Vol Poitiers-Berlin "Ouvre cette foutue porte, Valls !"

Calculette Paroles Libres 12-06-2015
Crédit Photo : Mediabong

"Ouvre cette foutue porte, Valls !" C'est ce que suppliaient ses proches samedi au congrès PS de Poitiers à un Manuel Valls pressé de s'envoler pour son suicide politique.



Résumons, nous avons un Manuel Valls qui fait payer au contribuable une escapade footballistique à Berlin dont le seul vol est évalué à 17000 € par le député socialiste pourfendeur de gaspillage René Dosière. Un Manuel Valls couvert depuis le G7 d'Elmau en Allemagne par un mensonge de son président "Le premier ministre avait une réunion avec l'UEFA ..." alors même que la réunion avait été annulée quatre jours plus tôt par un communiqué de Michel Platini sur le site officiel de l'UEFA (ce qui explique probablement la présence des enfants de Valls dans cette virée berlinoise.)
Au sein de la polémique que le pouvoir essaie de minimiser en vain via les médias qui titrent gentiment "grosse gaffe", "footboulette" ou "écart aérien", René Dosière rappelle aussi dans "LePoint" que François Fillon lorsqu’il était à Matignon, a remboursé l’État à sept reprises pour près de 7000 € de voyages privés.

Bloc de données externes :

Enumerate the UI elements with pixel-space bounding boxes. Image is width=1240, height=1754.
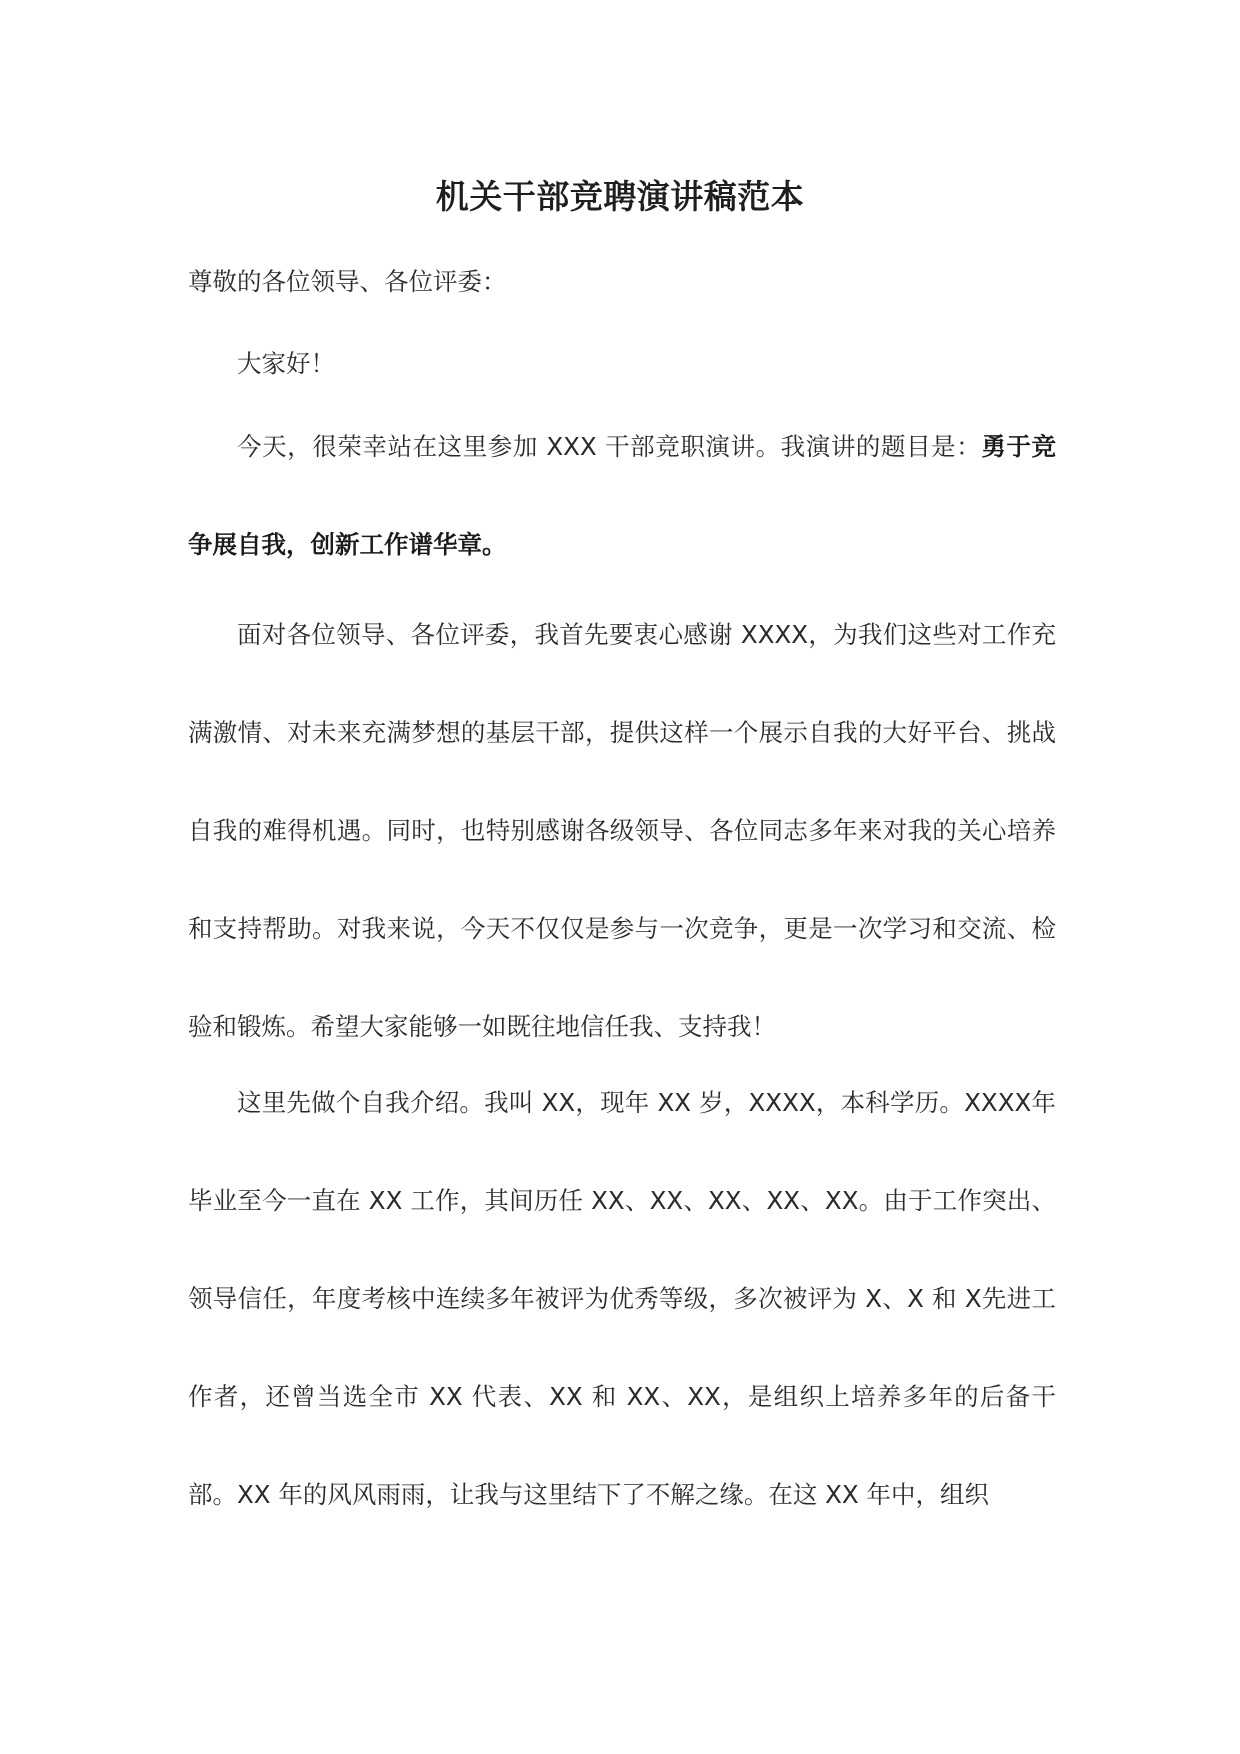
greeting: 大家好！ bbox=[237, 349, 335, 378]
paragraph-text: 今天，很荣幸站在这里参加 XXX 干部竞职演讲。我演讲的题目是： bbox=[237, 432, 982, 461]
paragraph-thanks: 面对各位领导、各位评委，我首先要衷心感谢 XXXX，为我们这些对工作充满激情、对未来充满梦想的基层干部，提供这样一个展示自我的大好平台、挑战自我的难得机遇。同时，也特别感谢各级领导、各位同志多年来对我的关心培养和支持帮助。对我来说，今天不仅仅是参与一次竞争，更是一次学习和交流、检验和锻炼。希望大家能够一如既往地信任我、支持我！ bbox=[188, 620, 1056, 1041]
paragraph-speech-topic bbox=[188, 398, 1056, 594]
paragraph-self-introduction: 这里先做个自我介绍。我叫 XX，现年 XX 岁，XXXX，本科学历。XXXX年毕业至今一直在 XX 工作，其间历任 XX、XX、XX、XX、XX。由于工作突出、领导信任，年度考核中连续多年被评为优秀等级，多次被评为 X、X 和 X先进工作者，还曾当选全市 XX 代表、XX 和 XX、XX，是组织上培养多年的后备干部。XX 年的风风雨雨，让我与这里结下了不解之缘。在这 XX 年中，组织 bbox=[188, 1088, 1056, 1509]
document-body bbox=[188, 262, 1056, 1544]
document-title: 机关干部竞聘演讲稿范本 bbox=[435, 177, 805, 216]
speech-topic-bold: 勇于竞争展自我，创新工作谱华章。 bbox=[188, 432, 1056, 559]
salutation: 尊敬的各位领导、各位评委： bbox=[188, 267, 507, 296]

Plutôt habile jusqu’ici en matière de mensonges -pardon, de communications - institutionnalisés, cette balle perdue de Valls confirme donc si nécessaire son mépris, son arrogance et son absence totale de repères éthiques et moraux.
Interrogé par la journaliste politique Camille Langlade "Qui paye l'aller-retour à Berlin ?" Valls élude "Je réponds pas à ce genre de questions, je suis Premier ministre ! Je me déplace avec les moyens que vous connaissez, ne créez pas de faux débats" ! Sourire aux lèvres, il ironise "Avec les beaux jours, les gens du voyage voyagent et pas seulement pour aller voir un match de foot". Entre deux balles à Roland-Garros le lendemain dimanche, Manuel Valls justifie son usage personnel des fonds publics : "Je travaille beaucoup, je m'engage beaucoup. Et puis de temps en temps, il y a aussi un moment de détente, même s'il y a de la tension et de la passion dans le sport". 
Bref ...c'est le trou d'air !

Finalement excédé par les turbulences de l'Assemblée nationale, il enfile un piteux gilet de sauvetage : "le sport a un rôle très important grâce aux grands évènements internationaux que nous allons accueillir ici en France et le rôle du chef de gouvernement, c'est de soutenir ces grands rendez-vous pour la France, parce que c'est important pour l'image du pays, pour l'attractivité, la compétitivité et pour les emplois."
Les pilotes de la communication désemparés essaient de redresser : face à l'opinion publique profondément choquée et sous la pression médiatique, notre petit caudillo déclare accepter de payer "pour ses enfants" qui l’accompagnaient comme une faveur: après tout "ils n’ont rien coûté de plus".
Boyard, Manuel Valls ?

Récemment encore, l’ex directrice de l’INA, Agnès Saal a bien promis de rembourser à l’État ses frais de taxi et ceux de son fils. Il n’empêche : une enquête préliminaire pour "détournement de fonds publics aggravé" vient d'être ouverte par la justice.
Alors, Valls devrait-il s’en tirer à si bon compte par ce nouvel enfumage mis au point par ses spin doctors ? Vraiment ?
Que nenni  et  Xavier Bertrand  aura ce bon mot sur Europe1 "Faute avouée, à moitié remboursée".
Ainsi quoi qu’en disent les hollandolâtres, la page n’est pas tournée et l’immunité présidentielle ne s’applique pas encore aux ministres ni proches conseillers. Déjà Cahuzac, Thevenoud, Arif,  Morelle et Lamdaoui en ont bien fait les frais. Concernant Valls, la loi voudrait qu'il soit poursuivi et la décence qu’il démissionne. Quant à l'alibi fourni in extremis sur commande par un Platini pris dans l’engrenage, personne n'est dupe et je citerai simplement Nicolas de Chamfort "Amitié de cour, foi de renards et société de loups."

Et c'est pas fini !  Selon FranceInfo une association le Fricc, le Front républicain d'intervention contre la corruption, a décidé de porter plainte dans cette affaire contre le Premier ministre.
A minima, son "Je réponds pas. Je suis Premier ministre !" doit désormais coller à l'illustre supporter catalan comme le sparadrap du Capitaine Haddock.